1Universitätsklinikum Leipzig Klinik und Poliklinik für Kardiologie Leipzig, Deutschland; 2Universitätsklinikum Leipzig Zentrale Notaufnahme Leipzig, Deutschland; 3Universitätsklinikum Leipzig Klinik und Poliklinik für Neurologie Leipzig, Deutschland; 4Universitätsklinikum Leipzig Interdisziplinäre Internistische Intensivmedizin Leipzig, Deutschland; 5Universitätsklinikum Leipzig Klinik und Poliklinik für Anästhesiologie Leipzig, Deutschland
Background: The effect of certification as Cardiac Arrest Center (CAC) on outcomes for patients with an of out-of-hospital cardiac arrest (OHCA) is incompletely known.
Aim: To evaluate the effect of CAC certification on survival of patients with nontraumatic OHCA.
Methods: All 790 consecutive adult patients admitted to our emergency department with nontraumatic OHCA from 01/2018 to 06/2023 were entered into our registry. Our institution was certified as CAC by the German Resuscitation Council in 11/2019. Standardized communication protocols with the emergency medical services to timely advise the receiving CAC on arrival time and characteristics of OHCA patients were established in October 2020. We compared patients admitted prior to 10/2020 to those admitted after 10/2020. The primary endpoint was a composite of all-cause death and cerebral performance category (CPC) of worse than 2 (i.e. ‘severe impairment’ or worse) at 90 days after arrest. Patients were stratified by CaRdiac Arrest Survival Score (CRASS), which estimates the probability of discharge with favourable neurological outcome.
Results: 432 patients treated before certification and communication protocol implementation were compared to 358 patients admitted after 10/2020 (sex [% male]: n=286 [66.2%] vs. n=238 [66.5%, p=0.94], age [years, median (interquartile range [IQR]): 68 (56-78) vs. 67 (55-78), before vs. after 10/2020, respectively, p=0.41]. Bystander resuscitation was performed in n=44 (43.9%) vs. n=163 (47.9%) of cases (p=0.43), initial ECG showed ventricular fibrillation or ventricular tachycardia in n=125 (28.9%) vs. n=88 (24.6%, p=0.17) and return of spontaneous circulation (ROSC) was present on admission in n=265 (61.3%) vs n=199 (55.6%, p=0.11) of patients. Overall CRASS was (median [IQR]) 15.45% (3.56-47.50).
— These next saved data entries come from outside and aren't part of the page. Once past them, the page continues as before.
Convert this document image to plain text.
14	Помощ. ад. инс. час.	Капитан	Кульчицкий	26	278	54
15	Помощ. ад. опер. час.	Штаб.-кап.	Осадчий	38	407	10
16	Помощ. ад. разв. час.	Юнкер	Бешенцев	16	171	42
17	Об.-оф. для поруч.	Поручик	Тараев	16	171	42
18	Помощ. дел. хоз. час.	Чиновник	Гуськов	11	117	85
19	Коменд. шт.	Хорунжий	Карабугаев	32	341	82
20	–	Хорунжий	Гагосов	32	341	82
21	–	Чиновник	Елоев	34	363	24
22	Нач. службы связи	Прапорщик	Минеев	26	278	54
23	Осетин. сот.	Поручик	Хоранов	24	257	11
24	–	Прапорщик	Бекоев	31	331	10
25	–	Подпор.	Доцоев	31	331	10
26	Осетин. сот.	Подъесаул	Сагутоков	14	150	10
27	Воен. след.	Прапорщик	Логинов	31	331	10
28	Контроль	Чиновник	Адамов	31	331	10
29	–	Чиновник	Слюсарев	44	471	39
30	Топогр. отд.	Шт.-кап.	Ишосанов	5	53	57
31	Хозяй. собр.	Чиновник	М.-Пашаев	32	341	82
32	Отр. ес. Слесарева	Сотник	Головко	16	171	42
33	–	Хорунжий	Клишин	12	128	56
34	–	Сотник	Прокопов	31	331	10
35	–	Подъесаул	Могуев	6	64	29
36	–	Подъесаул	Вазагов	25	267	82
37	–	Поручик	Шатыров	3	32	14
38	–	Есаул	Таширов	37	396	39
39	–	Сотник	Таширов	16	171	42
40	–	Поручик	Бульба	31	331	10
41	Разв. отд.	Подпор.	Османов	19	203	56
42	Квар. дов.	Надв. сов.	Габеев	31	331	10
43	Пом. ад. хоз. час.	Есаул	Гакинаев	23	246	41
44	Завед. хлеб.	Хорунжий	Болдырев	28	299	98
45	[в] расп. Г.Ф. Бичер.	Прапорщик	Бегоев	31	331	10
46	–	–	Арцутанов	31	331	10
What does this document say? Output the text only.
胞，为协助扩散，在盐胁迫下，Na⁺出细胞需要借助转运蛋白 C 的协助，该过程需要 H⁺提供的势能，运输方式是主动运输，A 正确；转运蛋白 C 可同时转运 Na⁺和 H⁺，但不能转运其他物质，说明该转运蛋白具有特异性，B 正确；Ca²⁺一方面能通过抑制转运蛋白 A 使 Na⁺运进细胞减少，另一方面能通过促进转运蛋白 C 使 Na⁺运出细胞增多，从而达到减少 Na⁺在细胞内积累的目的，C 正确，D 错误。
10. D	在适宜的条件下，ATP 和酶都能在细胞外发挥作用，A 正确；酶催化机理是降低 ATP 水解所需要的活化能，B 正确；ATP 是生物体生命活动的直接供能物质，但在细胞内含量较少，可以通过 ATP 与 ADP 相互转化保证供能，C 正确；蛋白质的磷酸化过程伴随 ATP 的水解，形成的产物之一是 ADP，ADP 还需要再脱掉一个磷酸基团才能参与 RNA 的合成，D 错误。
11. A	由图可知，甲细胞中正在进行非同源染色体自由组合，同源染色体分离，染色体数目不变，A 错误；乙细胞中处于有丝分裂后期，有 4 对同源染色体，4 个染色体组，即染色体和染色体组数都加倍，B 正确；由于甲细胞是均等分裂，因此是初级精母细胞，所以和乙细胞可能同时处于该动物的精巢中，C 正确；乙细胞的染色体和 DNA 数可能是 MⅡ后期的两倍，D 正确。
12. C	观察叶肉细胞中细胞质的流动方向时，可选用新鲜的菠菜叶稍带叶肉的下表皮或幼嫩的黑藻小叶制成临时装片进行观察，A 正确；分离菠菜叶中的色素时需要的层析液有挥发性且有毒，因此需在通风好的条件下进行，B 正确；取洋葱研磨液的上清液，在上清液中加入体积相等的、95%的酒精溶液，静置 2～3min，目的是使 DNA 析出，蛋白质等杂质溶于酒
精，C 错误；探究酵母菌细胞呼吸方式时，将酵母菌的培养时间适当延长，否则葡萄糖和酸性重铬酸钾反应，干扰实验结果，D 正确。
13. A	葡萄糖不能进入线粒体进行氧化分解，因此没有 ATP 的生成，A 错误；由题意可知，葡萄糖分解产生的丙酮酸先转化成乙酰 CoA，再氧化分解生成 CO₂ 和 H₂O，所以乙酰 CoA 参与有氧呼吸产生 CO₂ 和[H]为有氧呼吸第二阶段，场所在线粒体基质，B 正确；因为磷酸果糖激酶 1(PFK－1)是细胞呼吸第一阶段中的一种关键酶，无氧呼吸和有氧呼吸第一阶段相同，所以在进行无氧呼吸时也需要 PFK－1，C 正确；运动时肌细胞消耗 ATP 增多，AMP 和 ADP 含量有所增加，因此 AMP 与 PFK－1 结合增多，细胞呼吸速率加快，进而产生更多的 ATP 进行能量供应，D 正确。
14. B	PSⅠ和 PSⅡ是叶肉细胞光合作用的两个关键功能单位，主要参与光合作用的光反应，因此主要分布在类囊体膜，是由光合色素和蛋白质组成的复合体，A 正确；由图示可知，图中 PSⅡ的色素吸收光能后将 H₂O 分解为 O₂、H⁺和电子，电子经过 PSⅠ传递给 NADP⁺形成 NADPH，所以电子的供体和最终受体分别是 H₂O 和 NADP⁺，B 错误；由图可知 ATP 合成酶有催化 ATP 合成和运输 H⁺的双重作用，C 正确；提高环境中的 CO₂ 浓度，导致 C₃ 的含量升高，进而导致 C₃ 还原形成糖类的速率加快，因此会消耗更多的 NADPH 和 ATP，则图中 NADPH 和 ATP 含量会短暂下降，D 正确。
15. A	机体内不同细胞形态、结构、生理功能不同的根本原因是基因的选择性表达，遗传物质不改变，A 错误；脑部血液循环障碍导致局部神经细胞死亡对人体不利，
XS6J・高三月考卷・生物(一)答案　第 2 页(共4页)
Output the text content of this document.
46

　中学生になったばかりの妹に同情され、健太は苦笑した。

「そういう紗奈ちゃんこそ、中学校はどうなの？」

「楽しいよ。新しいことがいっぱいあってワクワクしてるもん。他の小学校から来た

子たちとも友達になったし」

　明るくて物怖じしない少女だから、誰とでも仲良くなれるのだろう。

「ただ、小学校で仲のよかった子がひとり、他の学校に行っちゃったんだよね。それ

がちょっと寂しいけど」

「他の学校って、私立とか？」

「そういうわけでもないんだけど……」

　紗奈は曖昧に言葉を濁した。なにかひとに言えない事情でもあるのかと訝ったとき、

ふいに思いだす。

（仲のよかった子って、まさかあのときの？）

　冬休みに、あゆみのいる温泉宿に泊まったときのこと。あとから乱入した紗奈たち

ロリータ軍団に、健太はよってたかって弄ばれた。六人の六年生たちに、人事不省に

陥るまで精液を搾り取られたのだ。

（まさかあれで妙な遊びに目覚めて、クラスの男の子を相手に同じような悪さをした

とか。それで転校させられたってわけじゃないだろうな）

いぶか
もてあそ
The patients brought to our institution after October 2020 showed significantly worse CRASS (before implementation: 28.91 [8.71-59.87]; after: 6.91% [1.10-23.15], p<0.001). Follow-up at 90 days was complete in n=410 (94.9%) and n=342 (95.5%) of patients (before vs. after, respectively). Nonetheless, there was no significant difference in 90-day survival with CPC ≤2 (before: n=71 [17.1%] vs. after n=54 [15.7%], hazard ratio (HR) [95% confidence interval (95% CI)]: 1.07 [0.91-1.25], p= 0.35 [Log-Rank test]).
In patients with CRASS below 15.45%, i.e. below median, there was no significant difference in 90-day survival with favourable neurological outcome (before: n= 4 (3.1%), after: n=6 (2.9%), HR [95% CI]: 0.93 [0.75-1.17], p=0.38 [Log-Rank-Test]). In patients with CRASS above median, survival with favourable neurological status was significantly higher in patients admitted after full measure implementation, (before: n= 53 (24.9%), after: n=33 (35.9%), hazard ratio (HR) [95% CI]: 0.73 [0.54-0.98], p=0.03 [Log-Rank-Test]). In Cox regression analysis, we found a significant interaction between CRASS and CAC implementation (HR 0.98, 95% CI 0.97-0.99, p <0.001 for interaction)
Conclusion: For the sickest patients with low probability of survival after OHCA, treatment in a certified cardiac arrest center does not appear to make a difference. Patients with intermediate probability of survival appear to benefit from specialized treatment in a CAC, however, further analysis is warranted.